When he catches up with Vezie, Red persuades the gangster that he has the wrong baby. Coming back to base, everyone assembles in Admiral Kingston's office, where he agrees to not punish Red. Since he was "Navy born", Bernice and Red decide to marry and raise the Admiral together, keeping with Tex's final wishes.

==Cast==

- William Gargan as Lt. "Red" Furness
- Claire Dodd as Bernice Farrington
- Douglas Fowley as Lt. Steve Bassett
- George Irving as Adm. Kingston
- Dorothy Tree as Daphne Roth
- William Newell as Lt. Bill Lyons
- Addison Randall as Lt. Tex Jones
- Georgia Caine as Aunt Minnie
- Claudia Coleman as Mrs. Farrington
- Douglas Wood as Mr. Strickland
- Paul Fix as Joe Vezie
- Hooper Atchley as Seeley

==Production==
The aircraft carrier that appeared at the start of Mariners of the Sky is the and "heavy cruiser" , shown during a naval exercise. The aircraft carrier, however. is identified as the . Principal photography was completed in April 1936.

The pilots of VF-1 flying Boeing F4B fighter aircraft were featured in the film. Navy cooperation was necessary for the flying sequences although the navy ships at sea came from stock footage. A Monocoupe 90 (NC192K) is also used as a training aircraft in the film.

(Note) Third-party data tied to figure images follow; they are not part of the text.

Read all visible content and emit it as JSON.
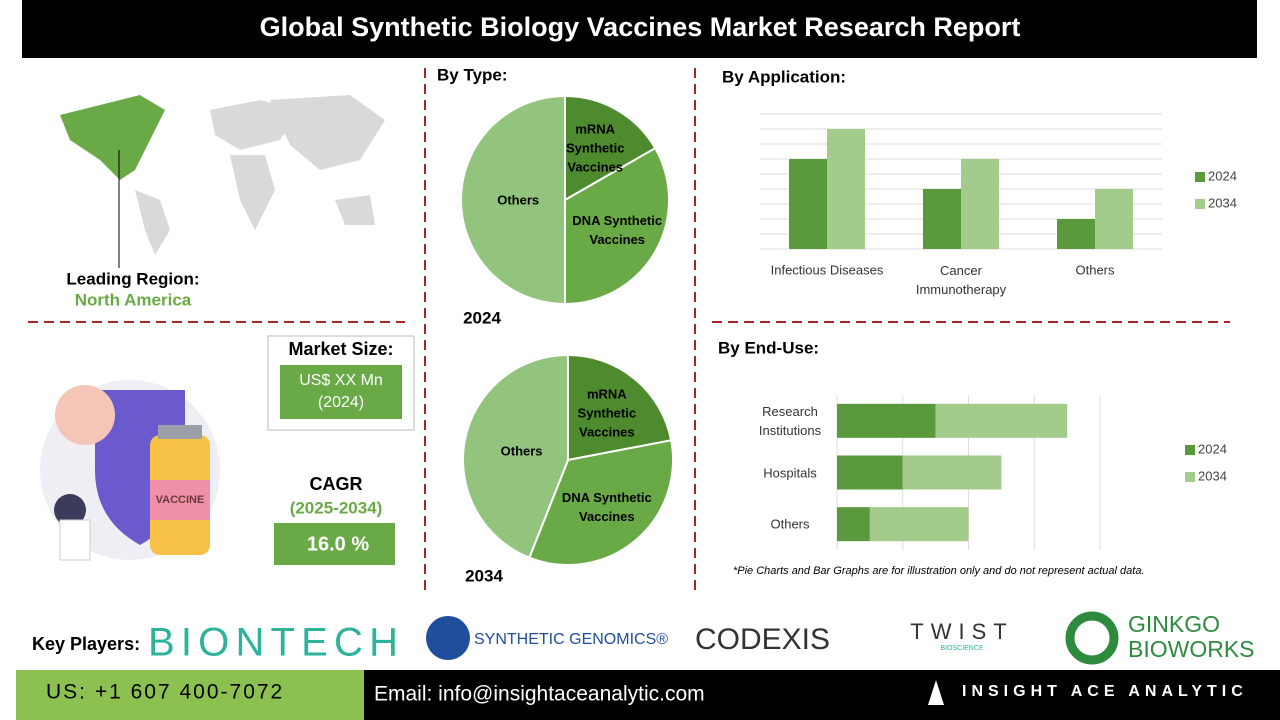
{
  "header": {
    "title": "Global Synthetic Biology Vaccines Market Research Report"
  },
  "region": {
    "label": "Leading Region:",
    "value": "North America"
  },
  "market": {
    "label": "Market Size:",
    "value": "US$ XX Mn (2024)",
    "cagr_label": "CAGR",
    "cagr_period": "(2025-2034)",
    "cagr_value": "16.0 %"
  },
  "chart_data": [
    {
      "type": "pie",
      "title": "By Type:",
      "subtitle": "2024",
      "categories": [
        "mRNA Synthetic Vaccines",
        "DNA Synthetic Vaccines",
        "Others"
      ],
      "values": [
        16.7,
        33.3,
        50
      ],
      "colors": [
        "#4e8a2e",
        "#6aaa46",
        "#93c47d"
      ]
    },
    {
      "type": "pie",
      "subtitle": "2034",
      "categories": [
        "mRNA Synthetic Vaccines",
        "DNA Synthetic Vaccines",
        "Others"
      ],
      "values": [
        22,
        34,
        44
      ],
      "colors": [
        "#4e8a2e",
        "#6aaa46",
        "#93c47d"
      ]
    },
    {
      "type": "bar",
      "title": "By Application:",
      "categories": [
        "Infectious Diseases",
        "Cancer Immunotherapy",
        "Others"
      ],
      "series": [
        {
          "name": "2024",
          "color": "#5b9a3c",
          "values": [
            6,
            4,
            2
          ]
        },
        {
          "name": "2034",
          "color": "#a3cc8c",
          "values": [
            8,
            6,
            4
          ]
        }
      ],
      "ylim": [
        0,
        9
      ],
      "grid": true
    },
    {
      "type": "hbar-stacked",
      "title": "By End-Use:",
      "categories": [
        "Research Institutions",
        "Hospitals",
        "Others"
      ],
      "series": [
        {
          "name": "2024",
          "color": "#5b9a3c",
          "values": [
            1.5,
            1,
            0.5
          ]
        },
        {
          "name": "2034",
          "color": "#a3cc8c",
          "values": [
            2,
            1.5,
            1.5
          ]
        }
      ],
      "xlim": [
        0,
        4
      ],
      "grid": true
    }
  ],
  "note": "*Pie Charts and Bar Graphs are for illustration only and do not represent actual data.",
  "key_players": {
    "label": "Key Players:",
    "names": [
      "BIONTECH",
      "SYNTHETIC GENOMICS®",
      "CODEXIS",
      "TWIST",
      "BIOSCIENCE",
      "GINKGO",
      "BIOWORKS"
    ]
  },
  "footer": {
    "phone": "US: +1 607 400-7072",
    "email": "Email: info@insightaceanalytic.com",
    "brand": "INSIGHT ACE ANALYTIC"
  }
}
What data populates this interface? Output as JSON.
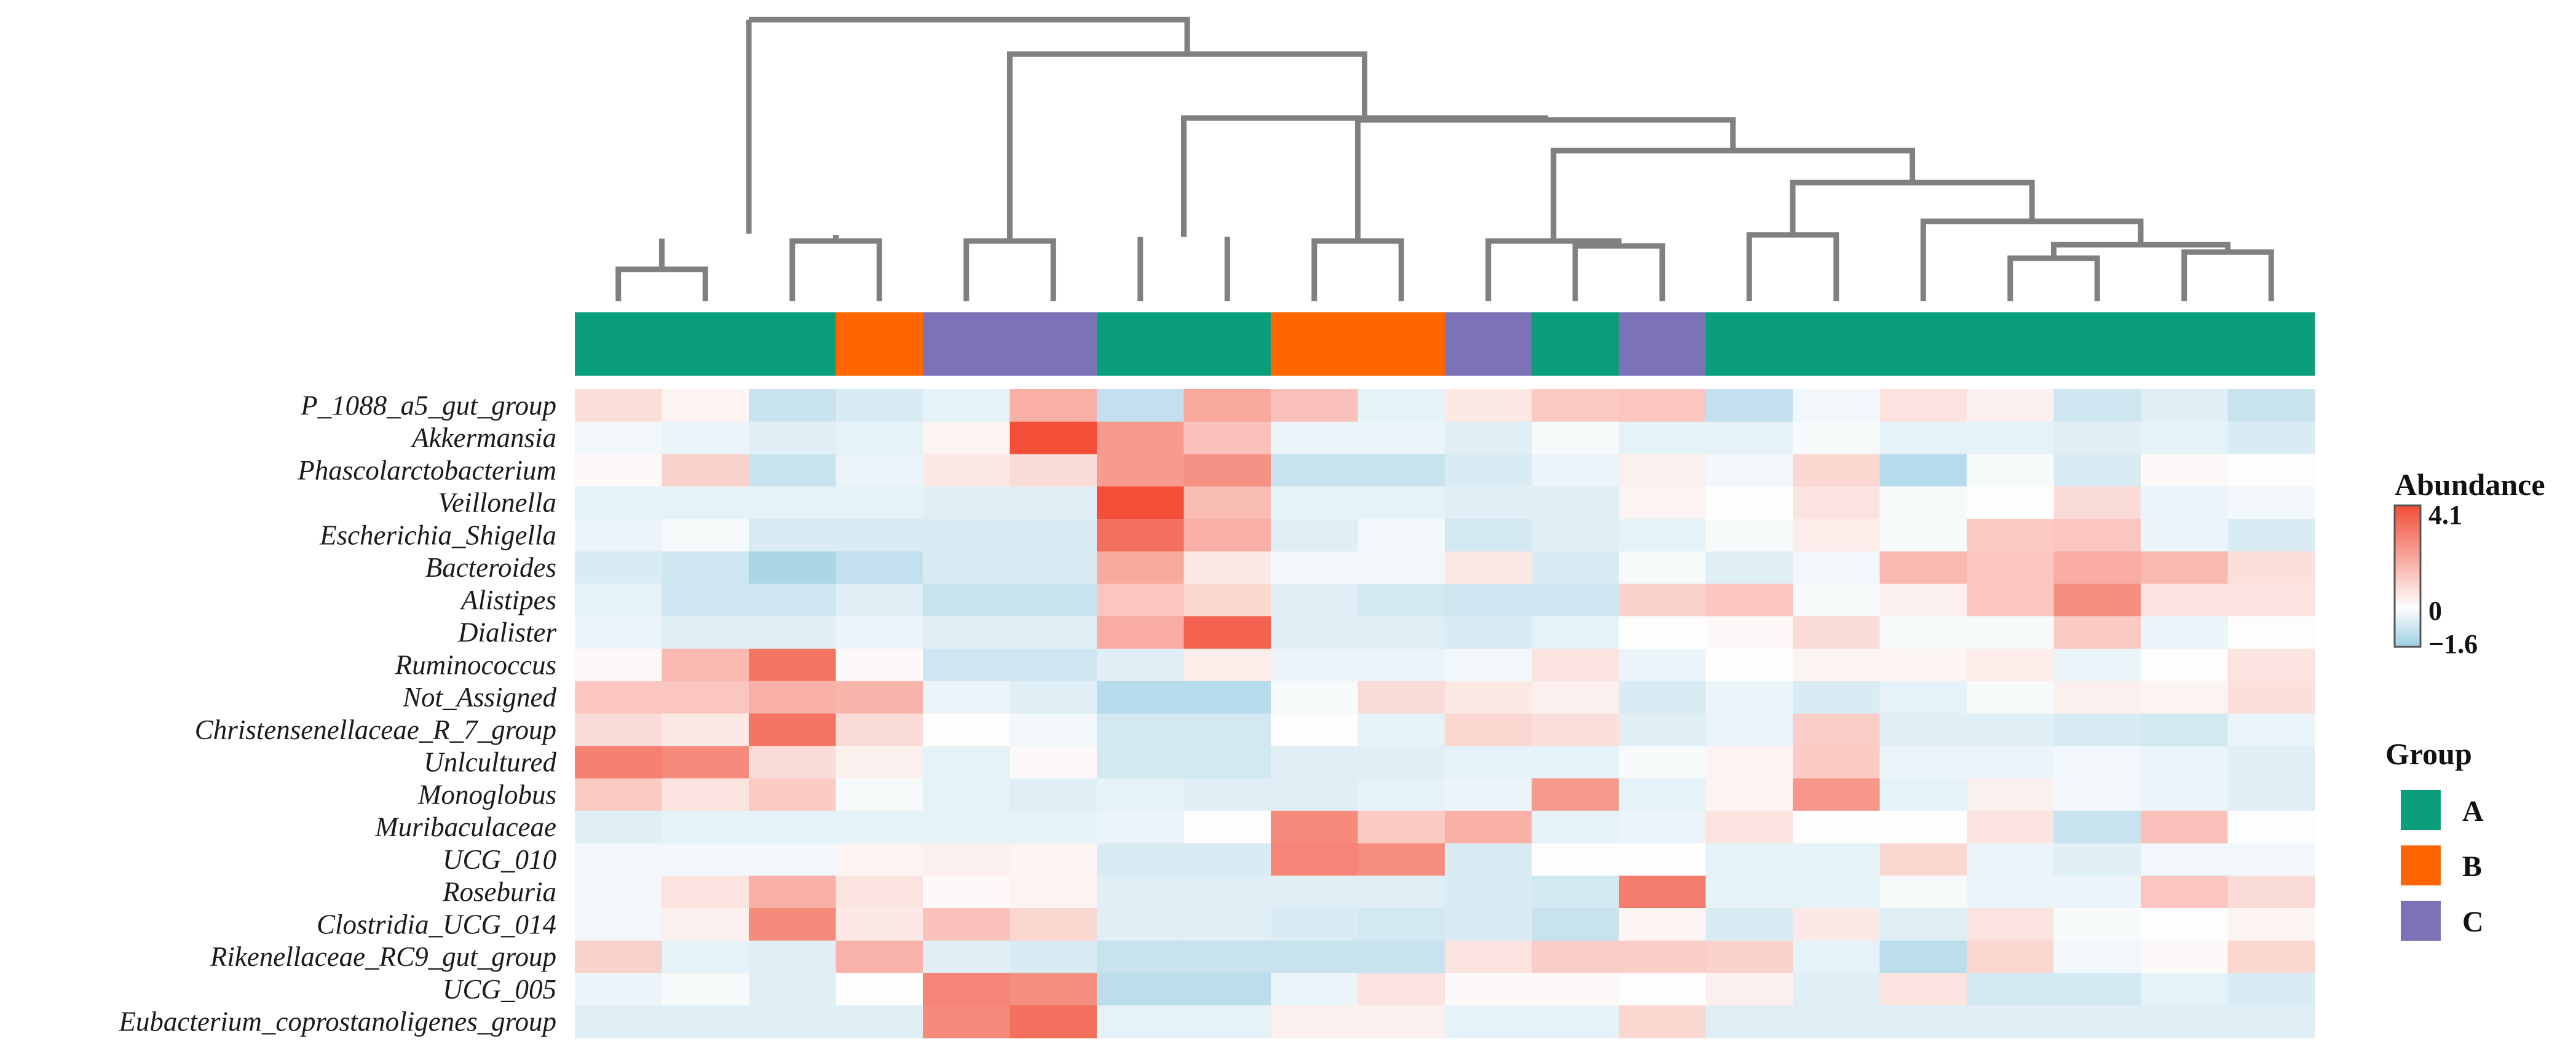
{
  "chart_data": {
    "type": "heatmap",
    "title": "",
    "rows": [
      "P_1088_a5_gut_group",
      "Akkermansia",
      "Phascolarctobacterium",
      "Veillonella",
      "Escherichia_Shigella",
      "Bacteroides",
      "Alistipes",
      "Dialister",
      "Ruminococcus",
      "Not_Assigned",
      "Christensenellaceae_R_7_group",
      "Unlcultured",
      "Monoglobus",
      "Muribaculaceae",
      "UCG_010",
      "Roseburia",
      "Clostridia_UCG_014",
      "Rikenellaceae_RC9_gut_group",
      "UCG_005",
      "Eubacterium_coprostanoligenes_group"
    ],
    "column_groups": [
      "A",
      "A",
      "A",
      "B",
      "C",
      "C",
      "A",
      "A",
      "B",
      "B",
      "C",
      "A",
      "C",
      "A",
      "A",
      "A",
      "A",
      "A",
      "A",
      "A"
    ],
    "values": [
      [
        0.7,
        0.2,
        -0.9,
        -0.6,
        -0.4,
        1.8,
        -1.0,
        2.0,
        1.4,
        -0.4,
        0.5,
        1.2,
        1.3,
        -1.0,
        -0.2,
        0.6,
        0.3,
        -0.8,
        -0.5,
        -0.9
      ],
      [
        -0.2,
        -0.3,
        -0.5,
        -0.4,
        0.2,
        4.1,
        2.3,
        1.4,
        -0.3,
        -0.3,
        -0.5,
        -0.1,
        -0.4,
        -0.4,
        -0.1,
        -0.4,
        -0.4,
        -0.5,
        -0.4,
        -0.6
      ],
      [
        0.1,
        1.0,
        -0.9,
        -0.3,
        0.5,
        0.8,
        2.3,
        2.5,
        -0.9,
        -0.9,
        -0.6,
        -0.3,
        0.3,
        -0.2,
        0.9,
        -1.2,
        -0.1,
        -0.6,
        0.1,
        0.0
      ],
      [
        -0.4,
        -0.4,
        -0.4,
        -0.4,
        -0.5,
        -0.5,
        4.1,
        1.5,
        -0.4,
        -0.4,
        -0.5,
        -0.5,
        0.2,
        0.0,
        0.6,
        -0.1,
        0.0,
        0.8,
        -0.3,
        -0.2
      ],
      [
        -0.3,
        -0.1,
        -0.6,
        -0.6,
        -0.6,
        -0.6,
        3.3,
        1.8,
        -0.5,
        -0.2,
        -0.7,
        -0.5,
        -0.4,
        -0.1,
        0.4,
        -0.1,
        1.2,
        1.3,
        -0.3,
        -0.6
      ],
      [
        -0.6,
        -0.8,
        -1.4,
        -1.0,
        -0.6,
        -0.6,
        2.0,
        0.5,
        -0.2,
        -0.2,
        0.5,
        -0.6,
        -0.1,
        -0.5,
        -0.2,
        1.6,
        1.3,
        1.9,
        1.6,
        0.7
      ],
      [
        -0.4,
        -0.8,
        -0.8,
        -0.5,
        -0.9,
        -0.9,
        1.3,
        0.9,
        -0.5,
        -0.7,
        -0.8,
        -0.8,
        1.0,
        1.3,
        -0.1,
        0.3,
        1.3,
        2.6,
        0.6,
        0.6
      ],
      [
        -0.3,
        -0.5,
        -0.5,
        -0.3,
        -0.5,
        -0.5,
        1.9,
        3.6,
        -0.5,
        -0.5,
        -0.6,
        -0.4,
        0.0,
        0.1,
        0.8,
        -0.1,
        -0.1,
        1.2,
        -0.3,
        0.0
      ],
      [
        0.1,
        1.6,
        3.2,
        0.1,
        -0.8,
        -0.8,
        -0.5,
        0.4,
        -0.3,
        -0.3,
        -0.2,
        0.6,
        -0.3,
        0.0,
        0.2,
        0.2,
        0.4,
        -0.3,
        0.0,
        0.6
      ],
      [
        1.3,
        1.3,
        1.8,
        1.7,
        -0.3,
        -0.5,
        -1.2,
        -1.2,
        -0.1,
        0.8,
        0.5,
        0.3,
        -0.6,
        -0.3,
        -0.6,
        -0.4,
        -0.1,
        0.3,
        0.2,
        0.7
      ],
      [
        0.8,
        0.5,
        3.2,
        0.8,
        0.0,
        -0.2,
        -0.7,
        -0.7,
        0.0,
        -0.4,
        0.9,
        0.7,
        -0.5,
        -0.3,
        1.1,
        -0.5,
        -0.5,
        -0.6,
        -0.7,
        -0.3
      ],
      [
        2.9,
        2.7,
        0.8,
        0.3,
        -0.4,
        0.1,
        -0.7,
        -0.7,
        -0.5,
        -0.5,
        -0.4,
        -0.4,
        -0.1,
        0.2,
        1.2,
        -0.3,
        -0.3,
        -0.2,
        -0.3,
        -0.5
      ],
      [
        1.2,
        0.6,
        1.2,
        -0.1,
        -0.4,
        -0.5,
        -0.4,
        -0.5,
        -0.5,
        -0.4,
        -0.3,
        2.3,
        -0.4,
        0.2,
        2.4,
        -0.4,
        0.3,
        -0.2,
        -0.3,
        -0.5
      ],
      [
        -0.5,
        -0.4,
        -0.4,
        -0.4,
        -0.4,
        -0.4,
        -0.3,
        0.0,
        2.7,
        1.2,
        1.8,
        -0.4,
        -0.3,
        0.6,
        0.0,
        0.0,
        0.6,
        -0.9,
        1.4,
        0.0
      ],
      [
        -0.2,
        -0.2,
        -0.2,
        0.2,
        0.3,
        0.2,
        -0.6,
        -0.6,
        2.8,
        2.6,
        -0.6,
        0.0,
        0.0,
        -0.4,
        -0.4,
        0.9,
        -0.3,
        -0.5,
        -0.2,
        -0.2
      ],
      [
        -0.2,
        0.6,
        1.8,
        0.6,
        0.1,
        0.2,
        -0.5,
        -0.5,
        -0.5,
        -0.5,
        -0.6,
        -0.7,
        3.0,
        -0.4,
        -0.4,
        -0.1,
        -0.3,
        -0.3,
        1.3,
        0.8
      ],
      [
        -0.2,
        0.3,
        2.7,
        0.5,
        1.4,
        0.9,
        -0.5,
        -0.5,
        -0.6,
        -0.7,
        -0.6,
        -0.9,
        0.2,
        -0.6,
        0.5,
        -0.5,
        0.6,
        -0.1,
        0.0,
        0.2
      ],
      [
        1.0,
        -0.4,
        -0.5,
        1.7,
        -0.5,
        -0.6,
        -0.9,
        -0.9,
        -0.9,
        -0.9,
        0.6,
        1.1,
        1.1,
        1.0,
        -0.4,
        -1.1,
        0.9,
        -0.2,
        0.1,
        0.9
      ],
      [
        -0.3,
        -0.1,
        -0.5,
        0.0,
        2.8,
        2.6,
        -1.1,
        -1.1,
        -0.3,
        0.6,
        0.1,
        0.1,
        0.0,
        0.3,
        -0.5,
        0.6,
        -0.7,
        -0.7,
        -0.4,
        -0.6
      ],
      [
        -0.5,
        -0.5,
        -0.5,
        -0.5,
        2.7,
        3.3,
        -0.4,
        -0.4,
        0.3,
        0.3,
        -0.4,
        -0.4,
        0.9,
        -0.5,
        -0.5,
        -0.5,
        -0.5,
        -0.5,
        -0.5,
        -0.5
      ]
    ],
    "color_scale": {
      "min": -1.6,
      "mid": 0,
      "max": 4.1,
      "low_color": "#9ecfe3",
      "mid_color": "#fdfdfd",
      "high_color": "#f24e38"
    },
    "legend": {
      "abundance_title": "Abundance",
      "ticks": [
        4.1,
        0,
        -1.6
      ],
      "tick_labels": [
        "4.1",
        "0",
        "−1.6"
      ],
      "group_title": "Group",
      "groups": [
        {
          "name": "A",
          "color": "#0b9e7c"
        },
        {
          "name": "B",
          "color": "#ff6600"
        },
        {
          "name": "C",
          "color": "#7b72b8"
        }
      ],
      "position": "right"
    }
  }
}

Paul Gustine employed by the Navy Office, was assigned to Mariners of the Sky.

==Reception==
Mariners of the Sky premiered at the Fairfax Theater in Los Angeles on May 27, 1936, to generally favorable reviews. The review in Variety noted that the film was "... a pleasing little comedy drama against a Navy air corps background."